How to Craft a Marketing Budget

This is article #26 out of 50 in The Startup Marketing Playbook.

As you are developing marketing in a startup, you typically start with a budget of $0. It involves a small team, with people doing multiple jobs and stretching resources thin. As the team grows and you want to accelerate growth, you need to determine how you can invest in marketing and earn that money back with new customers. To do that, you need to craft a marketing budget: typically a spreadsheet of what items you intend to spend marketing dollars on monthly. To start, the budget should consist of the following items:

  • Headcount
  • Tools
  • Demand Generation
  • Events
  • Consultants

Let’s break down each of these items and how you should think about allocating money to each:

Headcount

Similar to other functions in a startup, headcount (i.e. team salaries) is often the most expensive item in the budget, and also the most important. If you have world-class marketers, designers, and content producers on the team, you will be positioned to succeed. When you are budgeting for headcount, you need to make a timeline to hire each function. Typically the order is as follows:

  1. Team Lead
  2. Designer
  3. Demand Generation Manager
  4. Content producer

In the beginning, the team lead does everything, usually with the aid of a designer to create inbound content. As the team picks up speed, you need to bring on a growth marketer who can build up the day-to-day of an inbound machine. At this stage, the Demand Gen Manager and Team Lead are writing all of the content.

It’s important that you plan accordingly and estimate what month you need to bring in each team member to accelerate growth. Be sure to plan for 6-8 weeks of recruiting time before you expect  to hire a new team member.

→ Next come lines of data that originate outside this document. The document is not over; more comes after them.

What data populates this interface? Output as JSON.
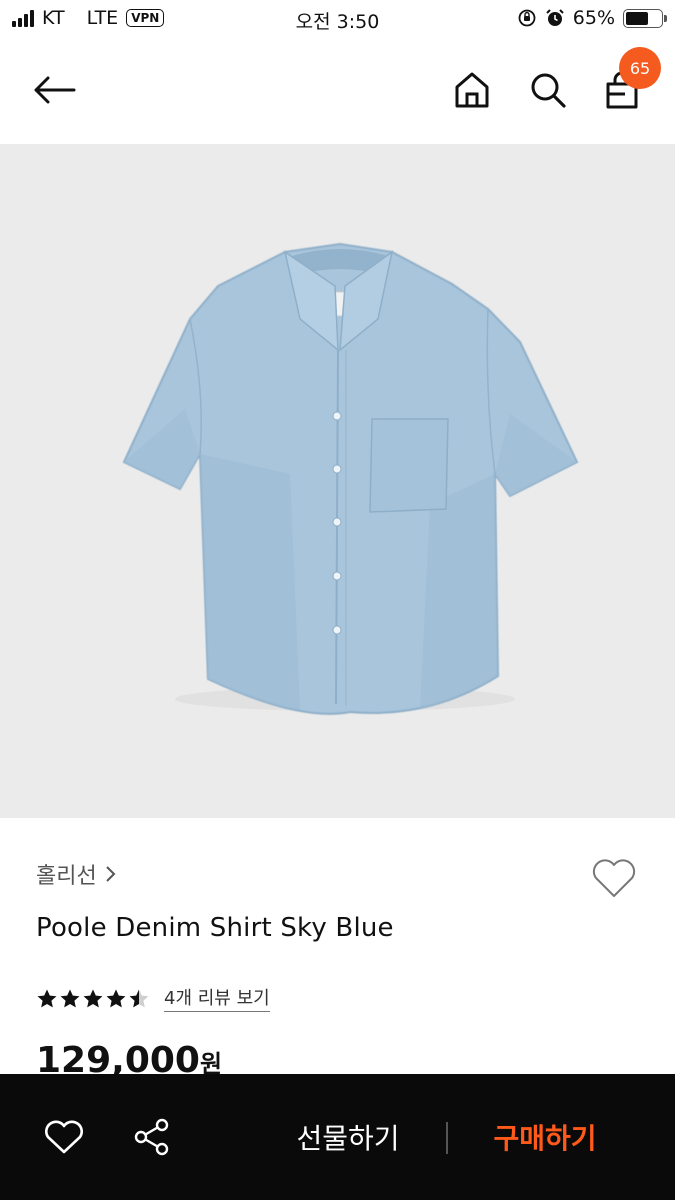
{
  "status_bar": {
    "carrier": "KT",
    "network": "LTE",
    "vpn": "VPN",
    "time": "오전 3:50",
    "battery": "65%",
    "battery_level": 0.65
  },
  "header": {
    "icons": [
      "back-arrow-icon",
      "home-icon",
      "search-icon",
      "shopping-bag-icon"
    ],
    "cart_count": "65"
  },
  "product": {
    "brand": "홀리선",
    "name": "Poole Denim Shirt Sky Blue",
    "rating": 4.5,
    "rating_max": 5,
    "review_link": "4개 리뷰 보기",
    "price": "129,000",
    "price_unit": "원"
  },
  "bottom_bar": {
    "gift_label": "선물하기",
    "buy_label": "구매하기",
    "accent_color": "#ff5a1a"
  },
  "colors": {
    "badge": "#f55a1f",
    "image_bg": "#ebebeb",
    "shirt": "#a8c5dc"
  }
}
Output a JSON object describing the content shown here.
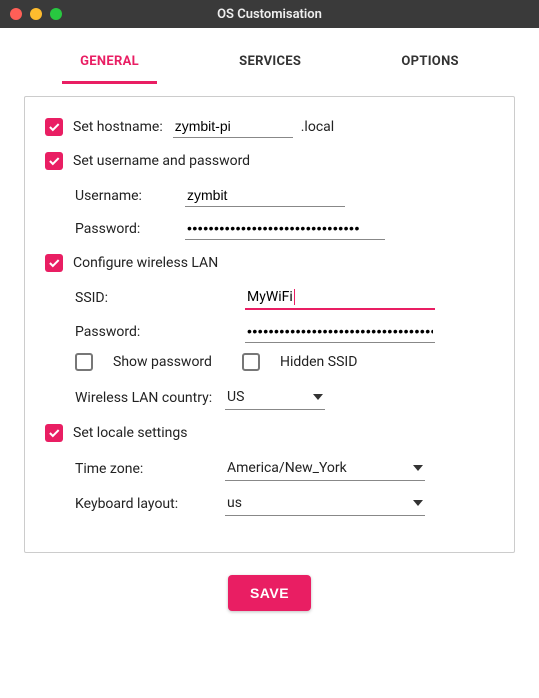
{
  "window": {
    "title": "OS Customisation"
  },
  "tabs": {
    "general": "GENERAL",
    "services": "SERVICES",
    "options": "OPTIONS"
  },
  "hostname": {
    "checkbox_label": "Set hostname:",
    "value": "zymbit-pi",
    "suffix": ".local"
  },
  "userpass": {
    "checkbox_label": "Set username and password",
    "username_label": "Username:",
    "username_value": "zymbit",
    "password_label": "Password:",
    "password_value": "••••••••••••••••••••••••••••••••"
  },
  "wifi": {
    "checkbox_label": "Configure wireless LAN",
    "ssid_label": "SSID:",
    "ssid_value": "MyWiFi",
    "password_label": "Password:",
    "password_value": "•••••••••••••••••••••••••••••••••••••",
    "show_password_label": "Show password",
    "hidden_ssid_label": "Hidden SSID",
    "country_label": "Wireless LAN country:",
    "country_value": "US"
  },
  "locale": {
    "checkbox_label": "Set locale settings",
    "timezone_label": "Time zone:",
    "timezone_value": "America/New_York",
    "keyboard_label": "Keyboard layout:",
    "keyboard_value": "us"
  },
  "footer": {
    "save_label": "Save"
  }
}
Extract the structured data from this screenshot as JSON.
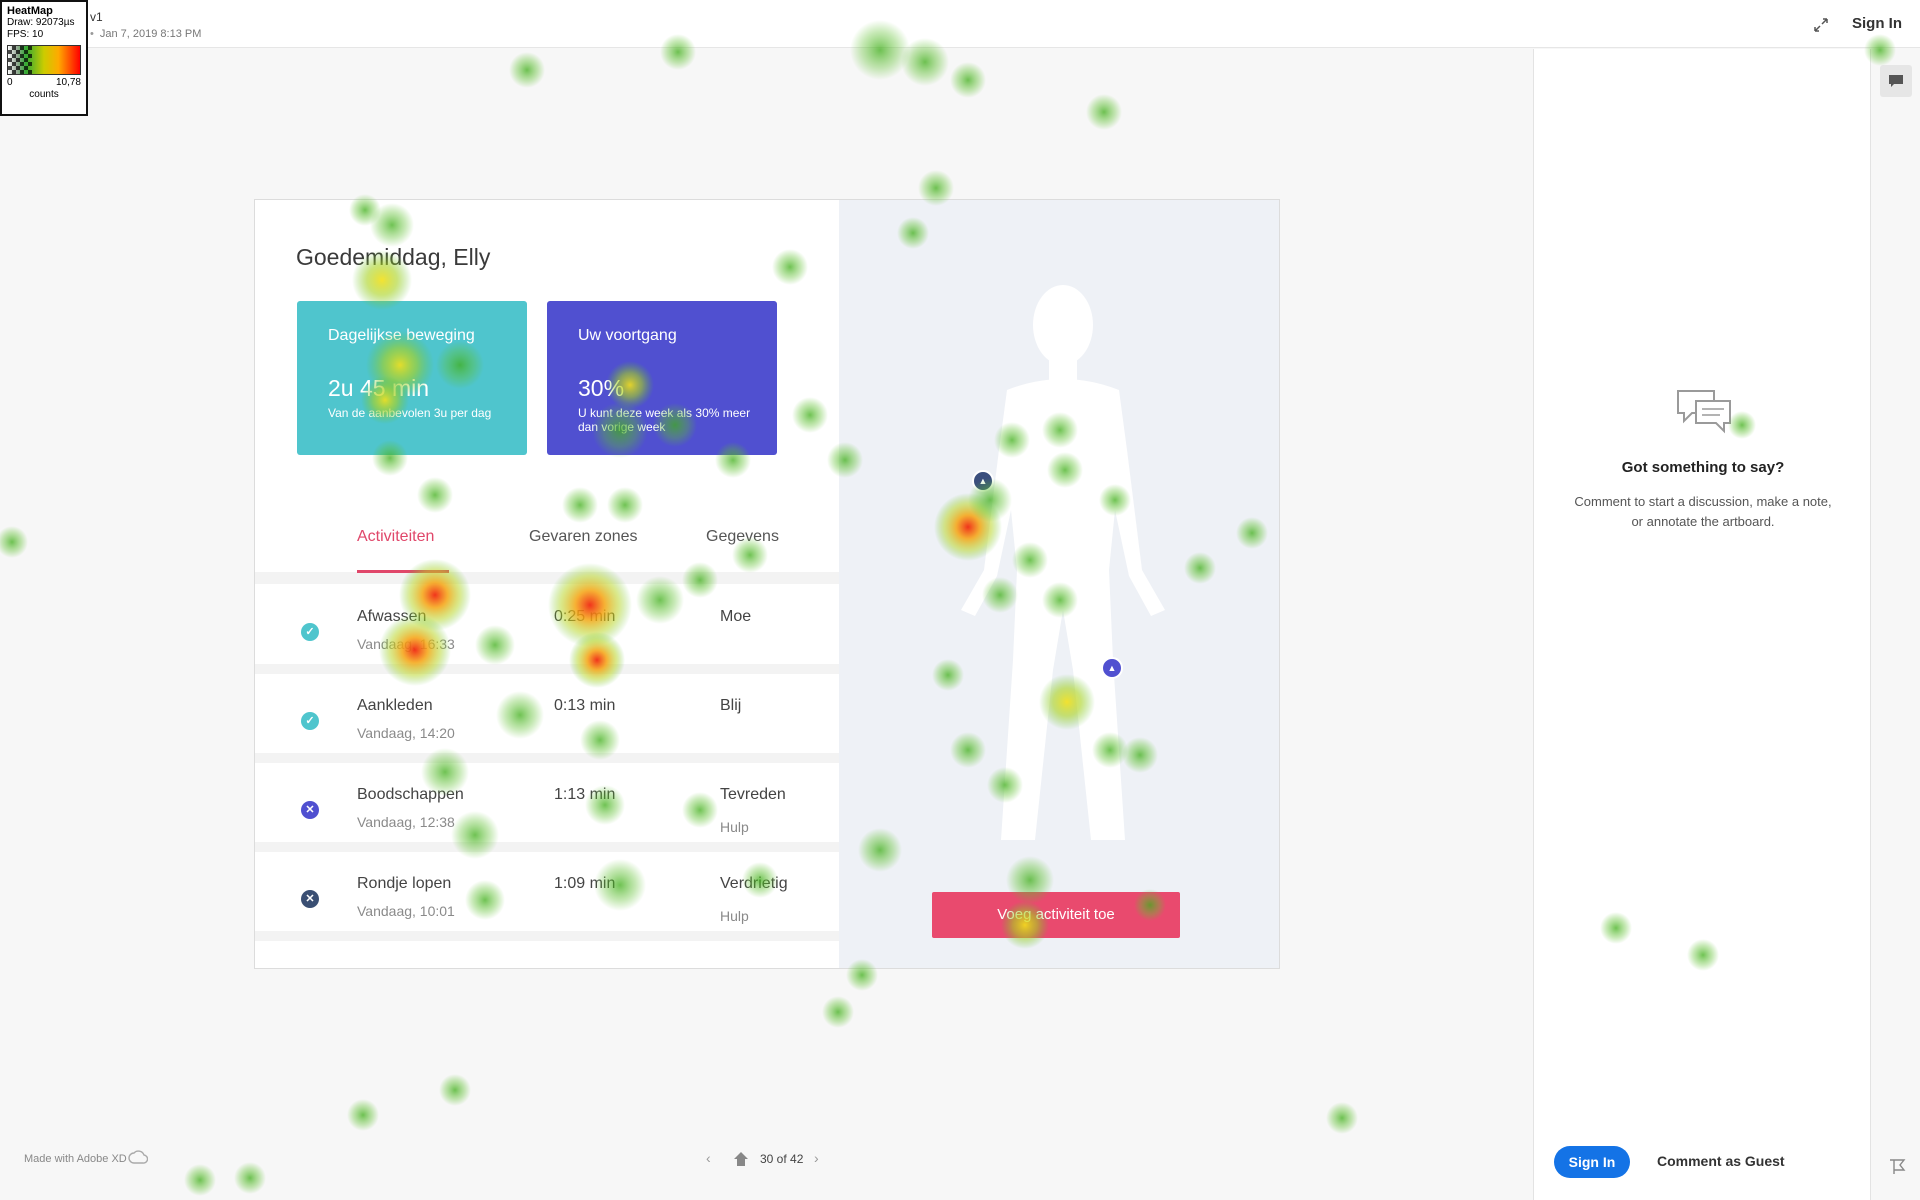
{
  "heatmap_legend": {
    "title": "HeatMap",
    "draw": "Draw: 92073µs",
    "fps": "FPS: 10",
    "min": "0",
    "max": "10,78",
    "unit": "counts"
  },
  "topbar": {
    "version": "v1",
    "date": "Jan 7, 2019 8:13 PM",
    "signin_label": "Sign In"
  },
  "artboard": {
    "greeting": "Goedemiddag, Elly",
    "cards": [
      {
        "title": "Dagelijkse beweging",
        "value": "2u 45 min",
        "description": "Van de aanbevolen 3u per dag",
        "color": "#4fc5cd"
      },
      {
        "title": "Uw voortgang",
        "value": "30%",
        "description": "U kunt deze week als 30% meer dan vorige week",
        "color": "#5050d0"
      }
    ],
    "tabs": [
      "Activiteiten",
      "Gevaren zones",
      "Gegevens"
    ],
    "activities": [
      {
        "name": "Afwassen",
        "time": "Vandaag, 16:33",
        "duration": "0:25 min",
        "mood": "Moe",
        "sub": "",
        "status": "done"
      },
      {
        "name": "Aankleden",
        "time": "Vandaag, 14:20",
        "duration": "0:13 min",
        "mood": "Blij",
        "sub": "",
        "status": "done"
      },
      {
        "name": "Boodschappen",
        "time": "Vandaag, 12:38",
        "duration": "1:13 min",
        "mood": "Tevreden",
        "sub": "Hulp",
        "status": "failed"
      },
      {
        "name": "Rondje lopen",
        "time": "Vandaag, 10:01",
        "duration": "1:09 min",
        "mood": "Verdrietig",
        "sub": "Hulp",
        "status": "failed"
      }
    ],
    "add_button_label": "Voeg activiteit toe",
    "accent_color": "#e94a6e"
  },
  "comments": {
    "heading": "Got something to say?",
    "text": "Comment to start a discussion, make a note, or annotate the artboard.",
    "signin_label": "Sign In",
    "guest_label": "Comment as Guest"
  },
  "footer": {
    "made_with": "Made with Adobe XD",
    "page_count": "30 of 42"
  },
  "icons": [
    "expand-icon",
    "comment-icon",
    "flag-icon",
    "creative-cloud-icon",
    "home-icon",
    "chevron-left-icon",
    "chevron-right-icon",
    "check-icon",
    "close-icon",
    "warning-marker-icon",
    "speech-bubbles-icon"
  ]
}
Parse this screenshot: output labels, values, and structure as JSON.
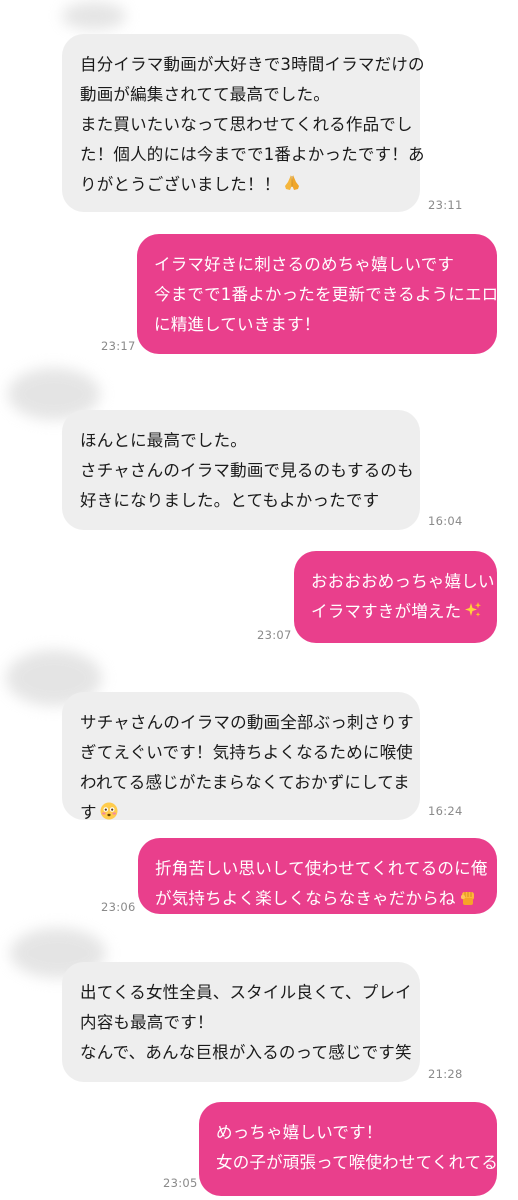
{
  "messages": [
    {
      "side": "received",
      "lines": [
        "自分イラマ動画が大好きで3時間イラマだけの",
        "動画が編集されてて最高でした。",
        "また買いたいなって思わせてくれる作品でし",
        "た！個人的には今までで1番よかったです！あ",
        "りがとうございました！！"
      ],
      "emoji": "folded-hands",
      "time": "23:11"
    },
    {
      "side": "sent",
      "lines": [
        "イラマ好きに刺さるのめちゃ嬉しいです",
        "今までで1番よかったを更新できるようにエロ",
        "に精進していきます！"
      ],
      "time": "23:17"
    },
    {
      "side": "received",
      "lines": [
        "ほんとに最高でした。",
        "さチャさんのイラマ動画で見るのもするのも",
        "好きになりました。とてもよかったです"
      ],
      "time": "16:04"
    },
    {
      "side": "sent",
      "lines": [
        "おおおおめっちゃ嬉しい",
        "イラマすきが増えた"
      ],
      "emoji": "sparkles",
      "time": "23:07"
    },
    {
      "side": "received",
      "lines": [
        "サチャさんのイラマの動画全部ぶっ刺さりす",
        "ぎてえぐいです！気持ちよくなるために喉使",
        "われてる感じがたまらなくておかずにしてま",
        "す"
      ],
      "emoji": "flushed-face",
      "time": "16:24"
    },
    {
      "side": "sent",
      "lines": [
        "折角苦しい思いして使わせてくれてるのに俺",
        "が気持ちよく楽しくならなきゃだからね"
      ],
      "emoji": "raised-fist",
      "time": "23:06"
    },
    {
      "side": "received",
      "lines": [
        "出てくる女性全員、スタイル良くて、プレイ",
        "内容も最高です！",
        "なんで、あんな巨根が入るのって感じです笑"
      ],
      "time": "21:28"
    },
    {
      "side": "sent",
      "lines": [
        "めっちゃ嬉しいです！",
        "女の子が頑張って喉使わせてくれてる"
      ],
      "time": "23:05"
    }
  ],
  "colors": {
    "sent_bubble": "#e93f8c",
    "received_bubble": "#eeeeee",
    "timestamp": "#8a8a8a"
  }
}
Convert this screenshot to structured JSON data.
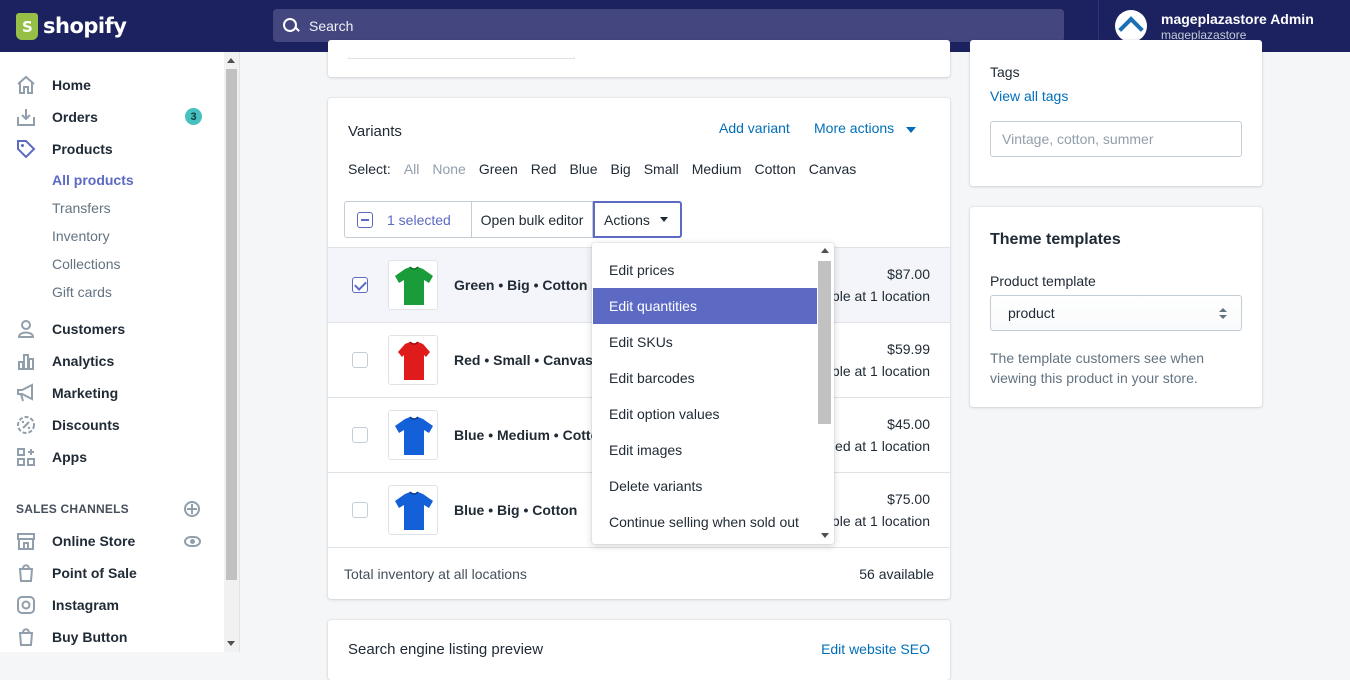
{
  "brand": {
    "name": "shopify",
    "color": "#95bf47",
    "topbar_color": "#1c2260"
  },
  "search": {
    "placeholder": "Search"
  },
  "user": {
    "name": "mageplazastore Admin",
    "store": "mageplazastore"
  },
  "sidebar": {
    "items": [
      {
        "label": "Home",
        "icon": "home-icon"
      },
      {
        "label": "Orders",
        "icon": "orders-icon",
        "badge": "3"
      },
      {
        "label": "Products",
        "icon": "tag-icon"
      },
      {
        "label": "Customers",
        "icon": "customer-icon"
      },
      {
        "label": "Analytics",
        "icon": "analytics-icon"
      },
      {
        "label": "Marketing",
        "icon": "megaphone-icon"
      },
      {
        "label": "Discounts",
        "icon": "discount-icon"
      },
      {
        "label": "Apps",
        "icon": "apps-icon"
      }
    ],
    "product_subitems": [
      "All products",
      "Transfers",
      "Inventory",
      "Collections",
      "Gift cards"
    ],
    "sales_channels_title": "SALES CHANNELS",
    "channels": [
      {
        "label": "Online Store",
        "icon": "store-icon"
      },
      {
        "label": "Point of Sale",
        "icon": "shopping-bag-icon"
      },
      {
        "label": "Instagram",
        "icon": "instagram-icon"
      },
      {
        "label": "Buy Button",
        "icon": "buy-button-icon"
      }
    ]
  },
  "variants": {
    "title": "Variants",
    "add_variant": "Add variant",
    "more_actions": "More actions",
    "select_label": "Select:",
    "select_options": [
      "All",
      "None",
      "Green",
      "Red",
      "Blue",
      "Big",
      "Small",
      "Medium",
      "Cotton",
      "Canvas"
    ],
    "bulk": {
      "selected": "1 selected",
      "open_bulk_editor": "Open bulk editor",
      "actions": "Actions"
    },
    "rows": [
      {
        "name": "Green • Big • Cotton",
        "price": "$87.00",
        "stock": "ble at 1 location",
        "color": "#1a9c3a",
        "checked": true
      },
      {
        "name": "Red • Small • Canvas",
        "price": "$59.99",
        "stock": "ble at 1 location",
        "color": "#e01b1b",
        "checked": false
      },
      {
        "name": "Blue • Medium • Cotto",
        "price": "$45.00",
        "stock": "ed at 1 location",
        "color": "#1460d8",
        "checked": false
      },
      {
        "name": "Blue • Big • Cotton",
        "price": "$75.00",
        "stock": "ble at 1 location",
        "color": "#1460d8",
        "checked": false
      }
    ],
    "total_label": "Total inventory at all locations",
    "total_value": "56 available"
  },
  "actions_menu": {
    "items": [
      "Edit prices",
      "Edit quantities",
      "Edit SKUs",
      "Edit barcodes",
      "Edit option values",
      "Edit images",
      "Delete variants",
      "Continue selling when sold out"
    ],
    "highlighted": "Edit quantities"
  },
  "seo": {
    "title": "Search engine listing preview",
    "edit_link": "Edit website SEO"
  },
  "tags": {
    "title": "Tags",
    "view_all": "View all tags",
    "placeholder": "Vintage, cotton, summer"
  },
  "theme": {
    "title": "Theme templates",
    "label": "Product template",
    "value": "product",
    "help": "The template customers see when viewing this product in your store."
  },
  "colors": {
    "accent": "#5c6ac4",
    "link": "#006fbb"
  }
}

Depending on the location of the city you are hiring in, this can be a $10,000 – $60,000 per month expenditure in the budget when everyone’s salaries are totaled.

Tools

Marketers use many tools to be efficient and drive growth. These are typically monthly software subscriptions and are a rather small part of the budget. However, you need to add up which tools you are using and the monthly cost of each. These might include:

I suggest budgeting $1,500 per month for all of these services to begin with. The largest item in the budget is the marketing automation system.

Demand Generation

While the previous two expenses (headcount and tools) are used to operate the marketing team, the demand gen budget is money that applies to actual marketing tactics, like Google Adwords, retargeting or print advertisements. These typically breakdown into the following:

  • Social media
  • Pay-per-click and Adwords
  • Display ads (Google Display Network)
  • Print ads
  • Direct mail
  • Paid email campaigns
  • Digital experimentation

Each of these channels can be used to acquire leads by driving traffic to your website and content. Each industry and target persona will respond differently to different channels. While in some cases direct mail can be esspecially effective, other industries may find it useless. You need to research and experiment with these channels to identify the optimal allocation of your effort and budget. Your goal is to always optimize for lower CPA (cost per acquisition)

Expenses for these items vary, so target approximately $10,000 – $20,000 per month as a startup. You can dial this up or down depending on performance. Some items, like direct mail, can easily cost $15,000, so keep in mind that some months might spike higher and others lower.

Events

Although a lot can be done digitally, you may still want to attend trade shows and other events where there is an opportunity to sell. Events can be incredibly expensive and need to be monitored closely to ensure the team is getting a true return-on-investment (ROI) from attending. Within events, you need to make estimates for:

  • Registration fees to attend
  • Materials needed to setup a booth
  • Travel, lodging and food for staff

Many events have a registration fee of $1,000 – $10,000. So you need to choose wisely which events to attend. If you are exhibiting at a large trade show with a booth that includes more than table and backdrop, the expenses can easily add up to $100,000.

Consultants

Since marketing is so multifaceted, you often have a need for skills that cannot be filled by anyone on the team. This cost could be $2,000 for an SEO expert to review your website, $5,000 for a video production company to make a sleek explainer-video for a new product or $3,000 for a web developer to build a special landing page. It’s important that you allocate a budget to hire experts as needed, and that you remain flexible, since the marketing needs of a startup change monthly.

Next Steps

This post gives a simple overview of the categories you need to budget for and rough estimates for each one. Each team is different and the amounts could fluctuate greatly. The next step is to make a list of each of the expenses, put them into these categories, and break it down monthly in a spreadsheet. This simple exercise will give you a picture of how much marketing will cost for a startup.